General Motors closed its plant in Russia and prepares to leave the market

 

Chevrolet-Niva-Concept-5 G eneral Motors announced plans stop marketing the Opel mark and most Chevrolet vehicles in the Russian market towards the end of this year and will leave indefinitely idle its plant St. Petersburg .

The measure, which could make thousand or more people lose their jobs comes a week after the company warned that Russia was under serious review. Car sales have been affected by the collapse of the Russian currency and the economy of that country, which is expected to go into recession this year.

General Motors will focus solely on luxury market in Russia, continuing marketing models like Camaro on Corvette on Tahoe and Mark Cadillac. This change in the way business brand in Russia responds to the overall strategy to ensure long-term sustainability in other markets, as was stated by President General Motors Dan Ammann in a statement.

The Chevrolet and Opel will no longer be offered in Russia, while the assembly plant will close its doors.

Sales of General Motors in Russia fell 28 percent last year and is expected to continue to decline. A few years ago only Russia was seen as an important emerging market for Chevrolet and indeed it was in 2013, when the Russian was one of the top five global markets brand sales to 123,000 units commercialized.

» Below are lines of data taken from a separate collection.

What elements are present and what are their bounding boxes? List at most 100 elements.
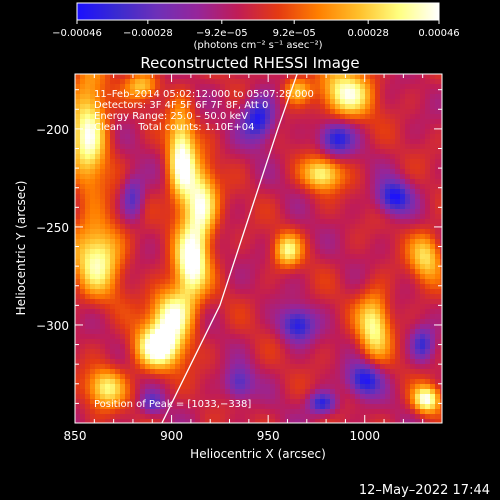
heatmap-cell bbox=[250, 354, 256, 360]
heatmap-cell bbox=[265, 179, 271, 185]
heatmap-cell bbox=[375, 394, 381, 400]
heatmap-cell bbox=[345, 309, 351, 315]
heatmap-cell bbox=[435, 309, 441, 315]
heatmap-cell bbox=[145, 349, 151, 355]
heatmap-cell bbox=[170, 174, 176, 180]
heatmap-cell bbox=[380, 199, 386, 205]
heatmap-cell bbox=[200, 144, 206, 150]
heatmap-cell bbox=[425, 169, 431, 175]
heatmap-cell bbox=[360, 384, 366, 390]
heatmap-cell bbox=[280, 119, 286, 125]
heatmap-cell bbox=[355, 194, 361, 200]
heatmap-cell bbox=[95, 79, 101, 85]
heatmap-cell bbox=[325, 159, 331, 165]
heatmap-cell bbox=[215, 349, 221, 355]
heatmap-cell bbox=[115, 369, 121, 375]
heatmap-cell bbox=[285, 264, 291, 270]
heatmap-cell bbox=[280, 164, 286, 170]
heatmap-cell bbox=[85, 124, 91, 130]
heatmap-cell bbox=[390, 194, 396, 200]
heatmap-cell bbox=[290, 114, 296, 120]
heatmap-cell bbox=[350, 299, 356, 305]
heatmap-cell bbox=[440, 229, 442, 235]
heatmap-cell bbox=[290, 289, 296, 295]
heatmap-cell bbox=[235, 339, 241, 345]
heatmap-cell bbox=[80, 99, 86, 105]
heatmap-cell bbox=[275, 104, 281, 110]
heatmap-cell bbox=[400, 74, 406, 80]
heatmap-cell bbox=[205, 174, 211, 180]
heatmap-cell bbox=[325, 254, 331, 260]
heatmap-cell bbox=[100, 249, 106, 255]
heatmap-cell bbox=[305, 374, 311, 380]
heatmap-cell bbox=[75, 94, 81, 100]
heatmap-cell bbox=[185, 124, 191, 130]
heatmap-cell bbox=[355, 89, 361, 95]
heatmap-cell bbox=[370, 194, 376, 200]
heatmap-cell bbox=[160, 99, 166, 105]
heatmap-cell bbox=[170, 389, 176, 395]
heatmap-cell bbox=[215, 264, 221, 270]
heatmap-cell bbox=[400, 114, 406, 120]
heatmap-cell bbox=[425, 174, 431, 180]
heatmap-cell bbox=[420, 134, 426, 140]
heatmap-cell bbox=[355, 174, 361, 180]
heatmap-cell bbox=[245, 159, 251, 165]
heatmap-cell bbox=[100, 139, 106, 145]
heatmap-cell bbox=[360, 314, 366, 320]
heatmap-cell bbox=[435, 324, 441, 330]
heatmap-cell bbox=[195, 234, 201, 240]
heatmap-cell bbox=[90, 399, 96, 405]
heatmap-cell bbox=[145, 359, 151, 365]
heatmap-cell bbox=[145, 264, 151, 270]
heatmap-cell bbox=[315, 389, 321, 395]
heatmap-cell bbox=[315, 124, 321, 130]
heatmap-cell bbox=[370, 324, 376, 330]
heatmap-cell bbox=[230, 79, 236, 85]
heatmap-cell bbox=[355, 109, 361, 115]
heatmap-cell bbox=[115, 309, 121, 315]
heatmap-cell bbox=[400, 94, 406, 100]
heatmap-cell bbox=[250, 394, 256, 400]
heatmap-cell bbox=[175, 404, 181, 410]
heatmap-cell bbox=[340, 339, 346, 345]
heatmap-cell bbox=[305, 364, 311, 370]
heatmap-cell bbox=[370, 354, 376, 360]
heatmap-cell bbox=[330, 389, 336, 395]
heatmap-cell bbox=[295, 249, 301, 255]
heatmap-cell bbox=[395, 184, 401, 190]
heatmap-cell bbox=[195, 244, 201, 250]
heatmap-cell bbox=[215, 334, 221, 340]
heatmap-cell bbox=[300, 154, 306, 160]
heatmap-cell bbox=[150, 224, 156, 230]
heatmap-cell bbox=[350, 239, 356, 245]
heatmap-cell bbox=[275, 354, 281, 360]
heatmap-cell bbox=[305, 209, 311, 215]
heatmap-cell bbox=[345, 289, 351, 295]
heatmap-cell bbox=[75, 284, 81, 290]
heatmap-cell bbox=[210, 249, 216, 255]
heatmap-cell bbox=[385, 404, 391, 410]
heatmap-cell bbox=[180, 404, 186, 410]
heatmap-cell bbox=[270, 249, 276, 255]
heatmap-cell bbox=[350, 209, 356, 215]
heatmap-cell bbox=[230, 219, 236, 225]
heatmap-cell bbox=[245, 89, 251, 95]
heatmap-cell bbox=[80, 134, 86, 140]
heatmap-cell bbox=[175, 299, 181, 305]
heatmap-cell bbox=[200, 349, 206, 355]
heatmap-cell bbox=[105, 244, 111, 250]
heatmap-cell bbox=[375, 359, 381, 365]
heatmap-cell bbox=[100, 209, 106, 215]
heatmap-cell bbox=[350, 349, 356, 355]
heatmap-cell bbox=[315, 309, 321, 315]
heatmap-cell bbox=[435, 114, 441, 120]
heatmap-cell bbox=[380, 269, 386, 275]
heatmap-cell bbox=[230, 269, 236, 275]
heatmap-cell bbox=[405, 274, 411, 280]
heatmap-cell bbox=[130, 214, 136, 220]
heatmap-cell bbox=[130, 359, 136, 365]
heatmap-cell bbox=[360, 114, 366, 120]
heatmap-cell bbox=[140, 209, 146, 215]
heatmap-cell bbox=[225, 124, 231, 130]
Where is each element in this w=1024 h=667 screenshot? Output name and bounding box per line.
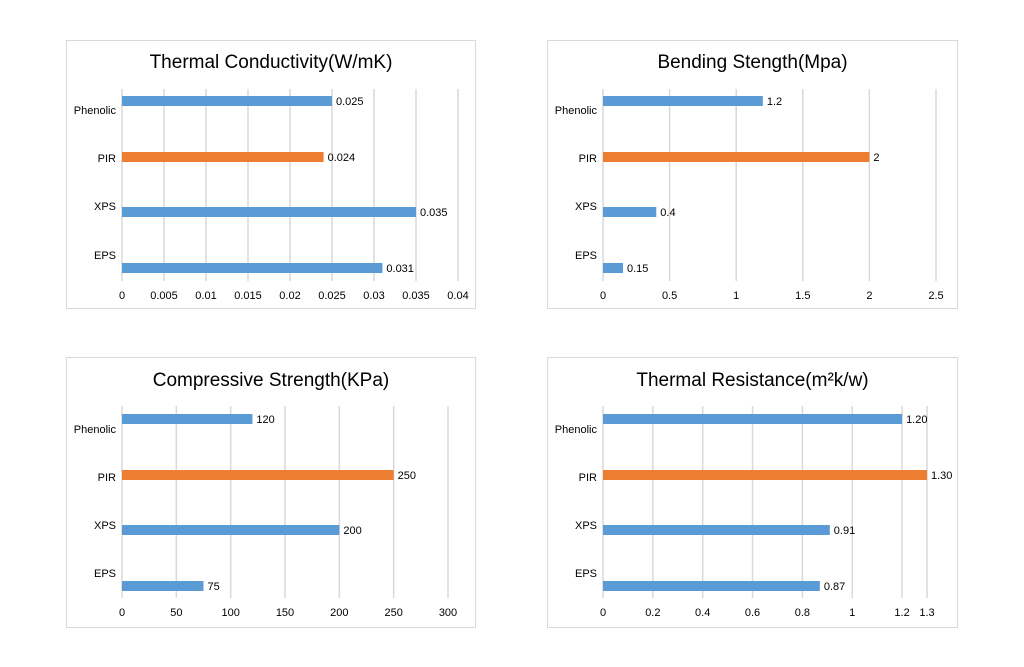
compressive-strength-value-label: 120 [256, 414, 274, 426]
thermal-resistance-bar-xps [603, 525, 830, 535]
compressive-strength-tick-label: 150 [276, 607, 294, 619]
thermal-conductivity-title: Thermal Conductivity(W/mK) [150, 52, 393, 73]
thermal-conductivity-tick-label: 0.015 [234, 290, 262, 302]
bending-strength-value-label: 0.4 [660, 207, 675, 219]
thermal-conductivity-value-label: 0.024 [328, 152, 356, 164]
thermal-resistance-bar-pir [603, 470, 927, 480]
thermal-conductivity-category-label: EPS [94, 250, 116, 262]
bending-strength-category-label: PIR [579, 153, 597, 165]
bending-strength-bar-pir [603, 152, 870, 162]
thermal-resistance-category-label: Phenolic [555, 424, 598, 436]
thermal-conductivity-value-label: 0.035 [420, 207, 448, 219]
thermal-resistance-tick-label: 0.6 [745, 607, 760, 619]
bending-strength-value-label: 0.15 [627, 263, 648, 275]
bending-strength-value-label: 1.2 [767, 96, 782, 108]
compressive-strength-bar-phenolic [122, 414, 253, 424]
bending-strength-tick-label: 2.5 [928, 290, 943, 302]
compressive-strength-tick-label: 100 [221, 607, 239, 619]
thermal-resistance-value-label: 1.20 [906, 414, 927, 426]
thermal-conductivity-bar-xps [122, 207, 416, 217]
bending-strength-category-label: EPS [575, 250, 597, 262]
compressive-strength-tick-label: 200 [330, 607, 348, 619]
compressive-strength-value-label: 250 [398, 470, 416, 482]
thermal-conductivity-value-label: 0.031 [386, 263, 414, 275]
thermal-conductivity-tick-label: 0.005 [150, 290, 178, 302]
compressive-strength-bar-eps [122, 581, 204, 591]
chart-bending-strength-svg: Bending Stength(Mpa) 1.2 Phenolic 2 PIR 0.4 XP… [555, 52, 944, 302]
thermal-conductivity-tick-label: 0.04 [447, 290, 468, 302]
thermal-conductivity-category-label: XPS [94, 201, 116, 213]
thermal-resistance-bar-eps [603, 581, 820, 591]
compressive-strength-category-label: Phenolic [74, 424, 117, 436]
thermal-conductivity-category-label: Phenolic [74, 105, 117, 117]
chart-thermal-conductivity-svg: Thermal Conductivity(W/mK) 0.025 Phenolic 0… [74, 52, 469, 302]
compressive-strength-category-label: XPS [94, 520, 116, 532]
thermal-resistance-category-label: EPS [575, 568, 597, 580]
thermal-conductivity-value-label: 0.025 [336, 96, 364, 108]
thermal-resistance-category-label: PIR [579, 472, 597, 484]
thermal-conductivity-bar-eps [122, 263, 383, 273]
chart-thermal-resistance: Thermal Resistance(m²k/w) 1.20 Phenolic 1.3… [547, 357, 958, 628]
thermal-resistance-bar-phenolic [603, 414, 903, 424]
chart-compressive-strength: Compressive Strength(KPa) 120 Phenolic 250 P… [66, 357, 476, 628]
compressive-strength-bar-xps [122, 525, 340, 535]
compressive-strength-category-label: PIR [98, 472, 116, 484]
thermal-resistance-tick-label: 1.2 [894, 607, 909, 619]
bending-strength-bar-xps [603, 207, 657, 217]
compressive-strength-value-label: 200 [343, 525, 361, 537]
thermal-conductivity-tick-label: 0.035 [402, 290, 430, 302]
thermal-resistance-value-label: 0.91 [834, 525, 855, 537]
bending-strength-tick-label: 2 [866, 290, 872, 302]
bending-strength-tick-label: 0.5 [662, 290, 677, 302]
chart-bending-strength: Bending Stength(Mpa) 1.2 Phenolic 2 PIR 0.4 XP… [547, 40, 958, 309]
thermal-conductivity-bar-phenolic [122, 96, 332, 106]
thermal-resistance-tick-label: 1 [849, 607, 855, 619]
bending-strength-category-label: Phenolic [555, 105, 598, 117]
thermal-resistance-title: Thermal Resistance(m²k/w) [636, 370, 868, 391]
thermal-conductivity-tick-label: 0.025 [318, 290, 346, 302]
compressive-strength-tick-label: 300 [439, 607, 457, 619]
thermal-conductivity-tick-label: 0 [119, 290, 125, 302]
bending-strength-bar-eps [603, 263, 623, 273]
thermal-resistance-value-label: 0.87 [824, 581, 845, 593]
bending-strength-title: Bending Stength(Mpa) [657, 52, 847, 73]
thermal-resistance-tick-label: 0.8 [795, 607, 810, 619]
bending-strength-value-label: 2 [873, 152, 879, 164]
thermal-conductivity-tick-label: 0.01 [195, 290, 216, 302]
thermal-resistance-tick-label: 0.4 [695, 607, 710, 619]
thermal-resistance-tick-label: 1.3 [919, 607, 934, 619]
thermal-conductivity-tick-label: 0.03 [363, 290, 384, 302]
thermal-conductivity-tick-label: 0.02 [279, 290, 300, 302]
bending-strength-tick-label: 1.5 [795, 290, 810, 302]
compressive-strength-tick-label: 50 [170, 607, 182, 619]
thermal-conductivity-category-label: PIR [98, 153, 116, 165]
chart-compressive-strength-svg: Compressive Strength(KPa) 120 Phenolic 250 P… [74, 370, 457, 619]
compressive-strength-value-label: 75 [208, 581, 220, 593]
thermal-resistance-value-label: 1.30 [931, 470, 952, 482]
compressive-strength-tick-label: 250 [384, 607, 402, 619]
bending-strength-tick-label: 0 [600, 290, 606, 302]
compressive-strength-category-label: EPS [94, 568, 116, 580]
thermal-resistance-tick-label: 0 [600, 607, 606, 619]
chart-thermal-resistance-svg: Thermal Resistance(m²k/w)1.20Phenolic1.3… [555, 370, 953, 619]
bending-strength-category-label: XPS [575, 201, 597, 213]
bending-strength-bar-phenolic [603, 96, 763, 106]
bending-strength-tick-label: 1 [733, 290, 739, 302]
compressive-strength-bar-pir [122, 470, 394, 480]
compressive-strength-tick-label: 0 [119, 607, 125, 619]
thermal-resistance-tick-label: 0.2 [645, 607, 660, 619]
chart-thermal-conductivity: Thermal Conductivity(W/mK) 0.025 Phenolic 0… [66, 40, 476, 309]
compressive-strength-title: Compressive Strength(KPa) [153, 370, 390, 391]
thermal-conductivity-bar-pir [122, 152, 324, 162]
thermal-resistance-category-label: XPS [575, 520, 597, 532]
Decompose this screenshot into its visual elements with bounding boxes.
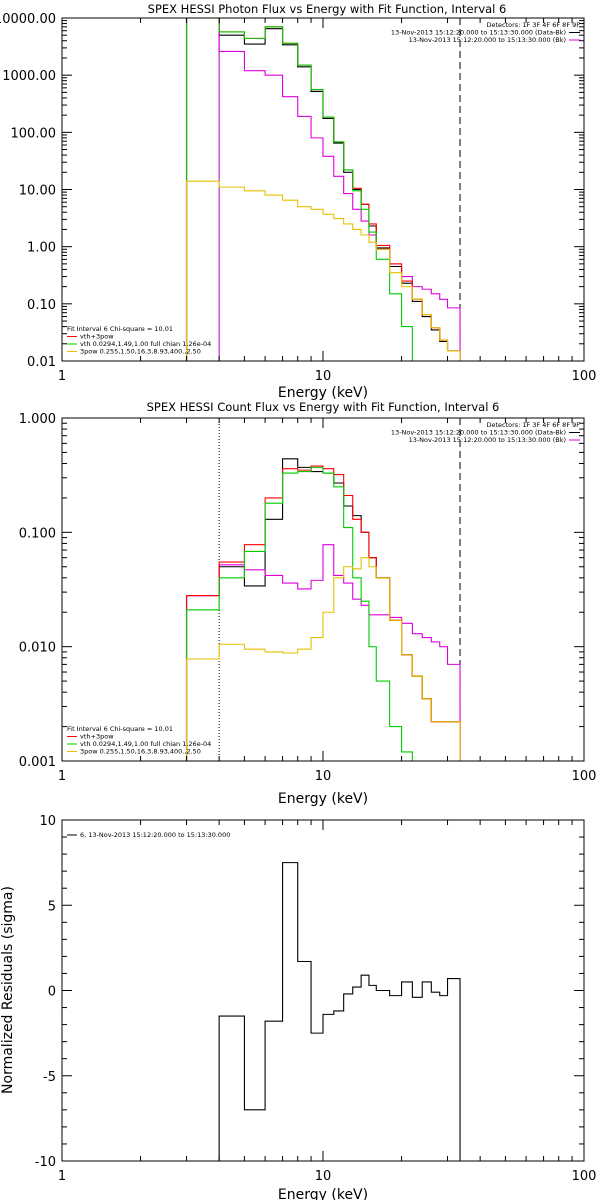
count-flux-legend-right-line: Detectors: 1F 3F 4F 6F 8F 9F (486, 421, 580, 429)
photon-flux-ytick-label: 10000.00 (0, 12, 56, 27)
count-flux-ytick-label: 0.100 (19, 526, 56, 541)
photon-flux-legend-left-line: 3pow 0.255,1.50,16.3,8.93,400.,2.50 (80, 348, 201, 356)
count-flux-marks (185, 418, 461, 761)
photon-flux-series-3pow (185, 180, 461, 361)
photon-flux-ytick-label: 0.01 (27, 355, 56, 370)
residuals-ylabel: Normalized Residuals (sigma) (0, 886, 16, 1094)
photon-flux-marks (185, 18, 461, 361)
count-flux-xlabel: Energy (keV) (278, 791, 368, 807)
count-flux-ytick-label: 0.001 (19, 755, 56, 770)
panel-photon-flux: SPEX HESSI Photon Flux vs Energy with Fi… (0, 2, 596, 401)
residuals-marks (218, 862, 461, 1161)
residuals-xtick-label: 1 (58, 1169, 66, 1184)
count-flux-series-vth (185, 466, 461, 761)
photon-flux-legend-right-line: Detectors: 1F 3F 4F 6F 8F 9F (486, 21, 580, 29)
photon-flux-plot-area (185, 18, 461, 361)
residuals-frame (61, 819, 585, 1162)
residuals-legend-left-line: 6, 13-Nov-2013 15:12:20.000 to 15:13:30.… (80, 831, 230, 839)
count-flux-series-3pow (185, 557, 461, 761)
count-flux-series-bk (185, 544, 461, 761)
residuals-ytick-label: 10 (39, 814, 56, 829)
count-flux-ytick-label: 1.000 (19, 412, 56, 427)
photon-flux-series-vth (185, 18, 461, 361)
residuals-ytick-label: -5 (43, 1070, 56, 1085)
residuals-series-residuals (218, 862, 461, 1161)
photon-flux-series-bk (185, 18, 461, 361)
residuals-axes: 1 10 100 -10 -5 0 5 10 6, 13-Nov-2013 15:12:20.0… (35, 814, 597, 1184)
count-flux-xtick-label: 10 (315, 769, 332, 784)
photon-flux-xtick-label: 100 (572, 369, 597, 384)
photon-flux-legend-left-line: vth 0.0294,1.49,1.00 full chian 1.26e-04 (80, 340, 211, 348)
count-flux-plot-area (185, 418, 461, 761)
panel-residuals: 1 10 100 -10 -5 0 5 10 6, 13-Nov-2013 15:12:20.0… (0, 814, 596, 1200)
residuals-xtick-label: 100 (572, 1169, 597, 1184)
photon-flux-xlabel: Energy (keV) (278, 385, 368, 401)
count-flux-legend-left-line: vth 0.0294,1.49,1.00 full chian 1.26e-04 (80, 740, 211, 748)
photon-flux-legend-right-line: 13-Nov-2013 15:12:20.000 to 15:13:30.000… (391, 29, 566, 37)
count-flux-legend-right-line: 13-Nov-2013 15:12:20.000 to 15:13:30.000… (409, 436, 566, 444)
count-flux-series-data-bk (185, 458, 461, 761)
residuals-ytick-label: 5 (48, 899, 56, 914)
count-flux-legend-left-line: 3pow 0.255,1.50,16.3,8.93,400.,2.50 (80, 748, 201, 756)
photon-flux-xtick-label: 1 (58, 369, 66, 384)
photon-flux-ytick-label: 1.00 (27, 241, 56, 256)
photon-flux-ytick-label: 10.00 (19, 184, 56, 199)
photon-flux-xtick-label: 10 (315, 369, 332, 384)
photon-flux-legend-left-line: Fit Interval 6 Chi-square = 10.01 (67, 325, 173, 333)
photon-flux-legend-left-line: vth+3pow (80, 333, 114, 341)
residuals-xtick-label: 10 (315, 1169, 332, 1184)
photon-flux-series-vth-3pow (185, 18, 461, 361)
count-flux-legend-right-line: 13-Nov-2013 15:12:20.000 to 15:13:30.000… (391, 429, 566, 437)
photon-flux-axes: 1 10 100 0.01 0.10 1.00 10.00 100.00 1000.00 1000… (0, 12, 596, 384)
photon-flux-frame (61, 17, 585, 362)
residuals-ytick-label: -10 (35, 1155, 56, 1170)
count-flux-ytick-label: 0.010 (19, 641, 56, 656)
photon-flux-series-data-bk (185, 18, 461, 361)
count-flux-xtick-label: 100 (572, 769, 597, 784)
photon-flux-ytick-label: 100.00 (11, 126, 57, 141)
count-flux-xtick-label: 1 (58, 769, 66, 784)
residuals-ytick-label: 0 (48, 985, 56, 1000)
count-flux-legend-left-line: vth+3pow (80, 733, 114, 741)
photon-flux-ytick-label: 1000.00 (2, 69, 56, 84)
count-flux-legend-left-line: Fit Interval 6 Chi-square = 10.01 (67, 725, 173, 733)
count-flux-title: SPEX HESSI Count Flux vs Energy with Fit… (147, 400, 500, 414)
count-flux-axes: 1 10 100 0.001 0.010 0.100 1.000 Detectors: 1F … (19, 412, 597, 784)
photon-flux-ytick-label: 0.10 (27, 298, 56, 313)
panel-count-flux: SPEX HESSI Count Flux vs Energy with Fit… (19, 400, 597, 807)
photon-flux-legend-right-line: 13-Nov-2013 15:12:20.000 to 15:13:30.000… (409, 36, 566, 44)
residuals-plot-area (218, 862, 461, 1161)
photon-flux-title: SPEX HESSI Photon Flux vs Energy with Fi… (148, 2, 507, 16)
residuals-xlabel: Energy (keV) (278, 1187, 368, 1200)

For his part, CEO of Opel group Karl Thomas said the company does not have the level of appropriate location for vehicles produced in Russia and the economic environment does not justify the investment to change this situation.

On the other hand the alliance GM-AvtoVAZ completed by mid-year, so the St. Petersburg plant where the Opel Astra and Chevrolet Cruze occur only will focus on building the current generation Chevrolet Niva. In September they had already reduced production to a single shift and 500 jobs were lost.

But General Motors said that the measure does not change In order to increase their profit margin in Europe next year and achieve a market share in Europe of 8 percent.

General Motors is not the only manufacturer with problems in Russia. This week Nissan announced the arrest of production for 16 days, Ford announced a cut jobs, while a reduction in investments and Volkswagen said the crisis has cost millions in lost figure.